Op wereldschaal lijkt het al helemaal onmogelijk. Wat kun je anders doen in een oorlog dan jezelf verdedigen? Maar wat doen we daarna? Nemen we wraak? In 1945 werd het concentratiekamp Dachau bevrijd door Amerikaanse militairen. Zij voerden de gevangenen langs kampbewakers die in een rij waren opgesteld met een bord om de hals. Zij moesten met krijt een streep zetten op het bord bij degenen die hen hadden geslagen, gemarteld of vernederd. Een groep Poolse priesters deed dat niet, maar ging hen zwijgend voorbij: dit is de andere wang toekeren naar het voorbeeld van Jezus. Zij praatten het onrecht niet goed, maar lieten zich er ook niet door overmeesteren. Zij bleven in de liefde en de vergevingsgezindheid van de Heer. Daardoor werden de kampbewakers meer in geweten aangesproken, dan wanneer zij wraak op hen hadden genomen.
In de eerste lezing uit Leviticus viel dit korte zinnetje mij op: ‘Wees heilig, want ik, de Heer uw God, ben heilig.’ Wees heilig. Hoeveel christenen die zich in andermans ogen wat al te voorbeeldig opstellen worden uitgemaakt voor een heilig boontje? En hoeveel christenen die zich beroepen op het evangelie of een sterke moraal verkondigen en die dit vervolgens in al hun menselijkheid niet kunnen waarmaken, worden voor schijnheilige uitgemaakt? Het is blijkbaar een dunne scheidslijn tussen heilig en schijnheilig. Toch staat het in dat Bijbelboek Leviticus. Een Bijbelboek vol met voorschriften voor de Joden hoe te leven. Hier is het simpel gehouden: ‘Neem geen wraak op een volksgenoot en koester geen wrok tegen hem. Bemin uw naaste als uzelf. Ik ben de Heer.’ Of, in andere woorden: wees heilig, wees heel, uit één stuk en doorbreek de cirkel van geweld.
Want dat is wat Jezus predikt: doorbreek de cirkel van geweld. Juist doordat Hij een radicale utopie predikt, is zijn boodschap helder. Een radicale utopie. Het woord radicaal komt overigens van het Latijnse woord wortel. En Jezus gaat terug naar zijn wortels, naar de essentie van zijn geloof, zoals beschreven in Leviticus: bemin uw naaste als uzelf. Jezus zou Jezus niet zijn, als hij niet één stap verder zou gaan: houd van je vijand.

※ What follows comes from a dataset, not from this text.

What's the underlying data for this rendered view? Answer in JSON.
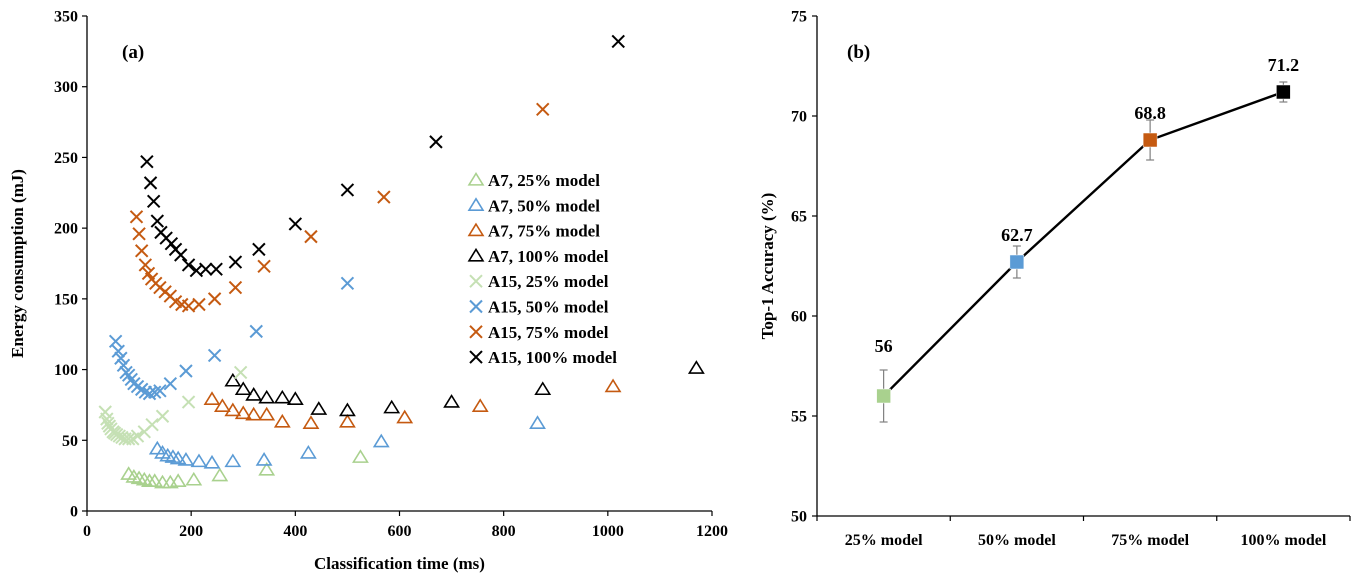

Wees heilig: al is het misschien onmogelijk om volmaakt te zijn, wat gebeurt er als we er toch naar streven en er zo af en toe zelfs in slagen? Als je de spiraal van geweld kunt doorbreken, als je een oprechte vraag stelt aan iemand die je vreemd of zelfs onsympathiek voorkomt, als je vraagt aan die zogenaamde gelukzoeker hoe het met hem gaat, als je over de grenzen van je eigen bubbel heen kijkt? We hoeven niet naïef te wijken voor geweld, maar we moeten wel in contact blijven met die ons vijandig gezind zijn of die ons angst inboezemen. Dan verstaan we dat heilige boontje heel anders, als een oproep, dan is God in ons midden. Het is inderdaad makkelijker gezegd dan gedaan, maar… geen gemaar, probeer het toch: wees heilig!